Cuenta la leyenda que en un monasterio budista ubicado en una ladera casi inaccesible de las frías y escarpadas montañas de los Himalaya, un buen día uno de los monjes guardianes amaneció sin vida.
Le hicieron los rituales tibetanos propios para esas ocasiones, llenas de profundo respeto y misticismo.
Sin embargo era preciso que algún otro monje asumiera las funciones del puesto vacante del guardián.
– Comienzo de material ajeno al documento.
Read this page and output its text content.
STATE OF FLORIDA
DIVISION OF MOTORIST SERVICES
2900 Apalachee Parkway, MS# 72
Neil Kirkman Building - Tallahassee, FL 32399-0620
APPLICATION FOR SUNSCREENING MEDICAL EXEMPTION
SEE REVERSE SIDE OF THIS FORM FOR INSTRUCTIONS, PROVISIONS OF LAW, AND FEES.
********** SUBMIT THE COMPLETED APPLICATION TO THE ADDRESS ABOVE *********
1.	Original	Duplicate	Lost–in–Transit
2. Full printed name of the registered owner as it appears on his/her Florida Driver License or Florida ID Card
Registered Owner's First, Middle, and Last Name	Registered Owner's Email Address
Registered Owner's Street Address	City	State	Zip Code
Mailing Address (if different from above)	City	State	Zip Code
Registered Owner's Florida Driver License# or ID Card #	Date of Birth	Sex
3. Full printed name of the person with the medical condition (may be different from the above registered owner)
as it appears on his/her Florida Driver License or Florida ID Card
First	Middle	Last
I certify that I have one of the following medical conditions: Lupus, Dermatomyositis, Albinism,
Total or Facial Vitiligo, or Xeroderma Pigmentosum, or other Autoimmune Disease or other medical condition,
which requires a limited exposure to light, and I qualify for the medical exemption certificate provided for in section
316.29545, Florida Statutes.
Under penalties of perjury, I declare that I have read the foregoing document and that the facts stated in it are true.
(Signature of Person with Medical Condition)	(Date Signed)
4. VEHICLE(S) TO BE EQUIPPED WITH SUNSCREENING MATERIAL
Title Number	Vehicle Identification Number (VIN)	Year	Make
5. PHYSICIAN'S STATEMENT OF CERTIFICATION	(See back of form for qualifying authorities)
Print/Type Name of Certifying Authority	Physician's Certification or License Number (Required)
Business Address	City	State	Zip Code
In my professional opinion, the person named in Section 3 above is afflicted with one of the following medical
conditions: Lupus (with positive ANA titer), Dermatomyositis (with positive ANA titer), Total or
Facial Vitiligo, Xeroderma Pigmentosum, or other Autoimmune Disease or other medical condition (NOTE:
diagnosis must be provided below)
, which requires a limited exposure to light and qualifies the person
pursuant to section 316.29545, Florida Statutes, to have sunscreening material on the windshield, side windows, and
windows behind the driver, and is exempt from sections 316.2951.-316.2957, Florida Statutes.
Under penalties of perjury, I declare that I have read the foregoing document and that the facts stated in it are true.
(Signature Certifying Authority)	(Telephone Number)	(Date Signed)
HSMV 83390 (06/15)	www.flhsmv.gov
Debería encontrarse el monje adecuado para llevarlas a cabo.
El Gran Maestro convocó a todos los discípulos del monasterio para determinar quién ocuparía el honroso puesto de Guardián.
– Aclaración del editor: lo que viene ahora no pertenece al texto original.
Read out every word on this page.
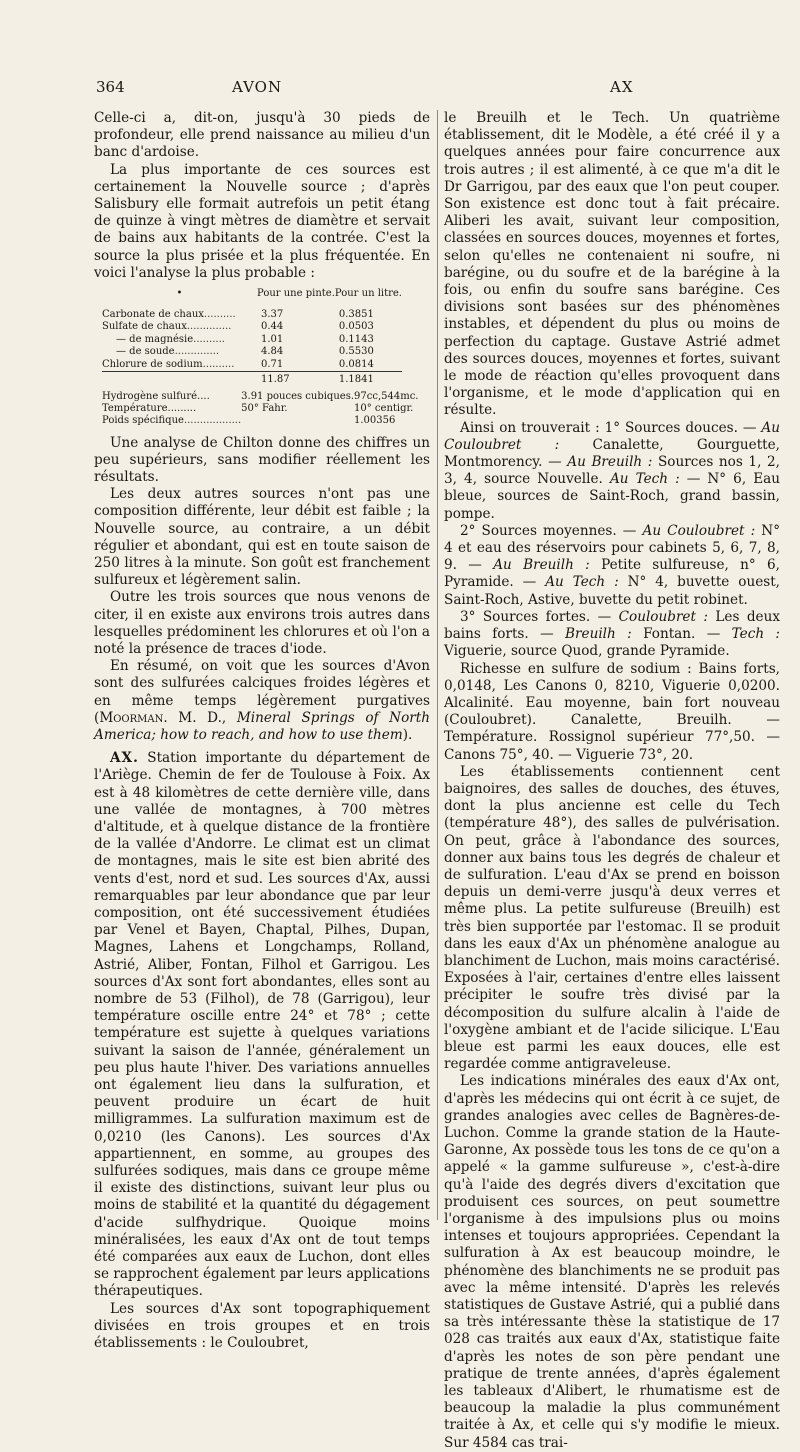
364	AVON	AX

Celle-ci a, dit-on, jusqu'à 30 pieds de profondeur, elle prend naissance au milieu d'un banc d'ardoise.

La plus importante de ces sources est certainement la Nouvelle source ; d'après Salisbury elle formait autrefois un petit étang de quinze à vingt mètres de diamètre et servait de bains aux habitants de la contrée. C'est la source la plus prisée et la plus fréquentée. En voici l'analyse la plus probable :

•	Pour une pinte.	Pour un litre.

Carbonate de chaux..........	3.37	0.3851
Sulfate de chaux..............	0.44	0.0503
— de magnésie..........	1.01	0.1143
— de soude..............	4.84	0.5530
Chlorure de sodium..........	0.71	0.0814
	11.87	1.1841
Hydrogène sulfuré....	3.91 pouces cubiques.	97cc,544mc.
Température.........	50° Fahr.	10° centigr.
Poids spécifique..................		1.00356

Une analyse de Chilton donne des chiffres un peu supérieurs, sans modifier réellement les résultats.

Les deux autres sources n'ont pas une composition différente, leur débit est faible ; la Nouvelle source, au contraire, a un débit régulier et abondant, qui est en toute saison de 250 litres à la minute. Son goût est franchement sulfureux et légèrement salin.

Outre les trois sources que nous venons de citer, il en existe aux environs trois autres dans lesquelles prédominent les chlorures et où l'on a noté la présence de traces d'iode.

En résumé, on voit que les sources d'Avon sont des sulfurées calciques froides légères et en même temps légèrement purgatives (Moorman. M. D., Mineral Springs of North America; how to reach, and how to use them).

AX. Station importante du département de l'Ariège. Chemin de fer de Toulouse à Foix. Ax est à 48 kilomètres de cette dernière ville, dans une vallée de montagnes, à 700 mètres d'altitude, et à quelque distance de la frontière de la vallée d'Andorre. Le climat est un climat de montagnes, mais le site est bien abrité des vents d'est, nord et sud. Les sources d'Ax, aussi remarquables par leur abondance que par leur composition, ont été successivement étudiées par Venel et Bayen, Chaptal, Pilhes, Dupan, Magnes, Lahens et Longchamps, Rolland, Astrié, Aliber, Fontan, Filhol et Garrigou. Les sources d'Ax sont fort abondantes, elles sont au nombre de 53 (Filhol), de 78 (Garrigou), leur température oscille entre 24° et 78° ; cette température est sujette à quelques variations suivant la saison de l'année, généralement un peu plus haute l'hiver. Des variations annuelles ont également lieu dans la sulfuration, et peuvent produire un écart de huit milligrammes. La sulfuration maximum est de 0,0210 (les Canons). Les sources d'Ax appartiennent, en somme, au groupes des sulfurées sodiques, mais dans ce groupe même il existe des distinctions, suivant leur plus ou moins de stabilité et la quantité du dégagement d'acide sulfhydrique. Quoique moins minéralisées, les eaux d'Ax ont de tout temps été comparées aux eaux de Luchon, dont elles se rapprochent également par leurs applications thérapeutiques.

Les sources d'Ax sont topographiquement divisées en trois groupes et en trois établissements : le Couloubret,

le Breuilh et le Tech. Un quatrième établissement, dit le Modèle, a été créé il y a quelques années pour faire concurrence aux trois autres ; il est alimenté, à ce que m'a dit le Dr Garrigou, par des eaux que l'on peut couper. Son existence est donc tout à fait précaire. Aliberi les avait, suivant leur composition, classées en sources douces, moyennes et fortes, selon qu'elles ne contenaient ni soufre, ni barégine, ou du soufre et de la barégine à la fois, ou enfin du soufre sans barégine. Ces divisions sont basées sur des phénomènes instables, et dépendent du plus ou moins de perfection du captage. Gustave Astrié admet des sources douces, moyennes et fortes, suivant le mode de réaction qu'elles provoquent dans l'organisme, et le mode d'application qui en résulte.

Ainsi on trouverait : 1° Sources douces. — Au Couloubret : Canalette, Gourguette, Montmorency. — Au Breuilh : Sources nos 1, 2, 3, 4, source Nouvelle. Au Tech : — N° 6, Eau bleue, sources de Saint-Roch, grand bassin, pompe.

2° Sources moyennes. — Au Couloubret : N° 4 et eau des réservoirs pour cabinets 5, 6, 7, 8, 9. — Au Breuilh : Petite sulfureuse, n° 6, Pyramide. — Au Tech : N° 4, buvette ouest, Saint-Roch, Astive, buvette du petit robinet.

3° Sources fortes. — Couloubret : Les deux bains forts. — Breuilh : Fontan. — Tech : Viguerie, source Quod, grande Pyramide.

Richesse en sulfure de sodium : Bains forts, 0,0148, Les Canons 0, 8210, Viguerie 0,0200. Alcalinité. Eau moyenne, bain fort nouveau (Couloubret). Canalette, Breuilh. — Température. Rossignol supérieur 77°,50. — Canons 75°, 40. — Viguerie 73°, 20.

Les établissements contiennent cent baignoires, des salles de douches, des étuves, dont la plus ancienne est celle du Tech (température 48°), des salles de pulvérisation. On peut, grâce à l'abondance des sources, donner aux bains tous les degrés de chaleur et de sulfuration. L'eau d'Ax se prend en boisson depuis un demi-verre jusqu'à deux verres et même plus. La petite sulfureuse (Breuilh) est très bien supportée par l'estomac. Il se produit dans les eaux d'Ax un phénomène analogue au blanchiment de Luchon, mais moins caractérisé. Exposées à l'air, certaines d'entre elles laissent précipiter le soufre très divisé par la décomposition du sulfure alcalin à l'aide de l'oxygène ambiant et de l'acide silicique. L'Eau bleue est parmi les eaux douces, elle est regardée comme antigraveleuse.

Les indications minérales des eaux d'Ax ont, d'après les médecins qui ont écrit à ce sujet, de grandes analogies avec celles de Bagnères-de-Luchon. Comme la grande station de la Haute-Garonne, Ax possède tous les tons de ce qu'on a appelé « la gamme sulfureuse », c'est-à-dire qu'à l'aide des degrés divers d'excitation que produisent ces sources, on peut soumettre l'organisme à des impulsions plus ou moins intenses et toujours appropriées. Cependant la sulfuration à Ax est beaucoup moindre, le phénomène des blanchiments ne se produit pas avec la même intensité. D'après les relevés statistiques de Gustave Astrié, qui a publié dans sa très intéressante thèse la statistique de 17 028 cas traités aux eaux d'Ax, statistique faite d'après les notes de son père pendant une pratique de trente années, d'après également les tableaux d'Alibert, le rhumatisme est de beaucoup la maladie la plus communément traitée à Ax, et celle qui s'y modifie le mieux. Sur 4584 cas trai-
El Maestro con mucha tranquilidad y calma, colocó una magnífica mesita en el centro de la enorme sala en la que estaban reunidos y encima de ésta, colocó un exquisito jarrón de porcelana, y en él, una rosa amarilla de extraordinaria belleza y dijo:
“He aquí el problema.”
“Asumirá el puesto de Honorable Guardián de nuestro monasterio el primer monje que lo resuelva.”
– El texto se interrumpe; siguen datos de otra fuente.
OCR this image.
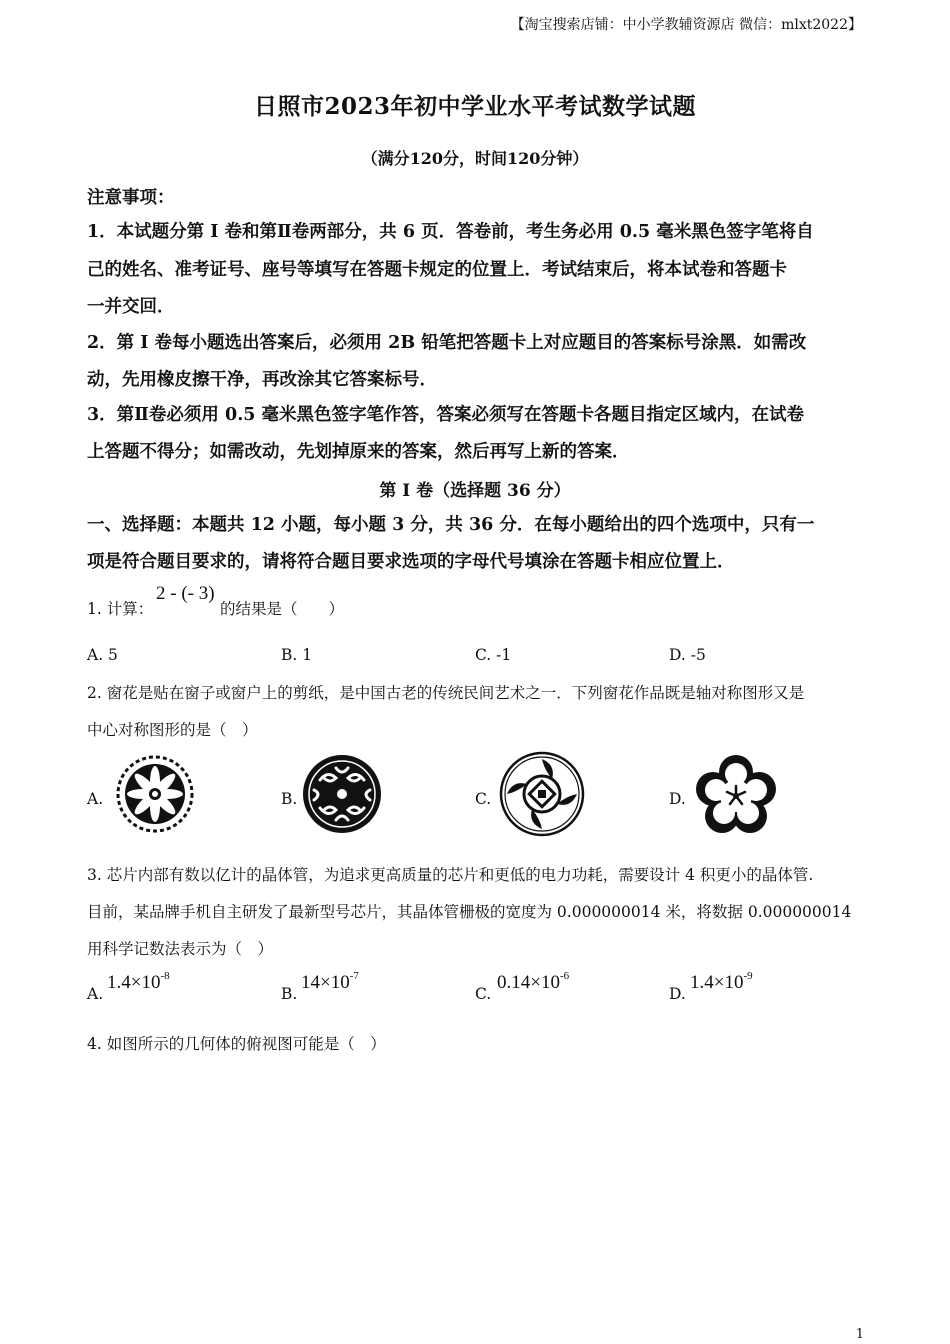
【淘宝搜索店铺：中小学教辅资源店 微信：mlxt2022】
日照市2023年初中学业水平考试数学试题
（满分120分，时间120分钟）
注意事项：
1．本试题分第 I 卷和第Ⅱ卷两部分，共 6 页．答卷前，考生务必用 0.5 毫米黑色签字笔将自
己的姓名、准考证号、座号等填写在答题卡规定的位置上．考试结束后，将本试卷和答题卡
一并交回．
2．第 I 卷每小题选出答案后，必须用 2B 铅笔把答题卡上对应题目的答案标号涂黑．如需改
动，先用橡皮擦干净，再改涂其它答案标号．
3．第Ⅱ卷必须用 0.5 毫米黑色签字笔作答，答案必须写在答题卡各题目指定区域内，在试卷
上答题不得分；如需改动，先划掉原来的答案，然后再写上新的答案．
第 I 卷（选择题 36 分）
一、选择题：本题共 12 小题，每小题 3 分，共 36 分．在每小题给出的四个选项中，只有一
项是符合题目要求的，请将符合题目要求选项的字母代号填涂在答题卡相应位置上．
1. 计算：
2 - (- 3)
的结果是（　　）
A. 5	B. 1	C. -1	D. -5
2. 窗花是贴在窗子或窗户上的剪纸，是中国古老的传统民间艺术之一．下列窗花作品既是轴对称图形又是
中心对称图形的是（　）
A.	B.	C.	D.
3. 芯片内部有数以亿计的晶体管，为追求更高质量的芯片和更低的电力功耗，需要设计 4 积更小的晶体管.
目前，某品牌手机自主研发了最新型号芯片，其晶体管栅极的宽度为 0.000000014 米，将数据 0.000000014
用科学记数法表示为（　）
A.
$1.4\times 10^{-8}$
B.
$14\times 10^{-7}$
C.
$0.14\times 10^{-6}$
D.
$1.4\times 10^{-9}$
4. 如图所示的几何体的俯视图可能是（　）
1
Todos quedaron asombrados mirando aquella escena: un jarrón de gran valor y belleza, con una maravillosa flor en el centro.
En momento determinado, uno de los discípulos sacó una espada, miró al Gran Maestro, y a todos sus compañeros, se dirigió al centro de la sala y..
Zaz!! Destruyó todo de un solo de golpe.
Tan pronto del discípulo retornó a su lugar, el Gran Maestro dijo:
Alguien se ha atrevido no sólo a dar solución al problema, sino a eliminarlo. Honremos a nuestro nuevo Guardián del Monasterio”.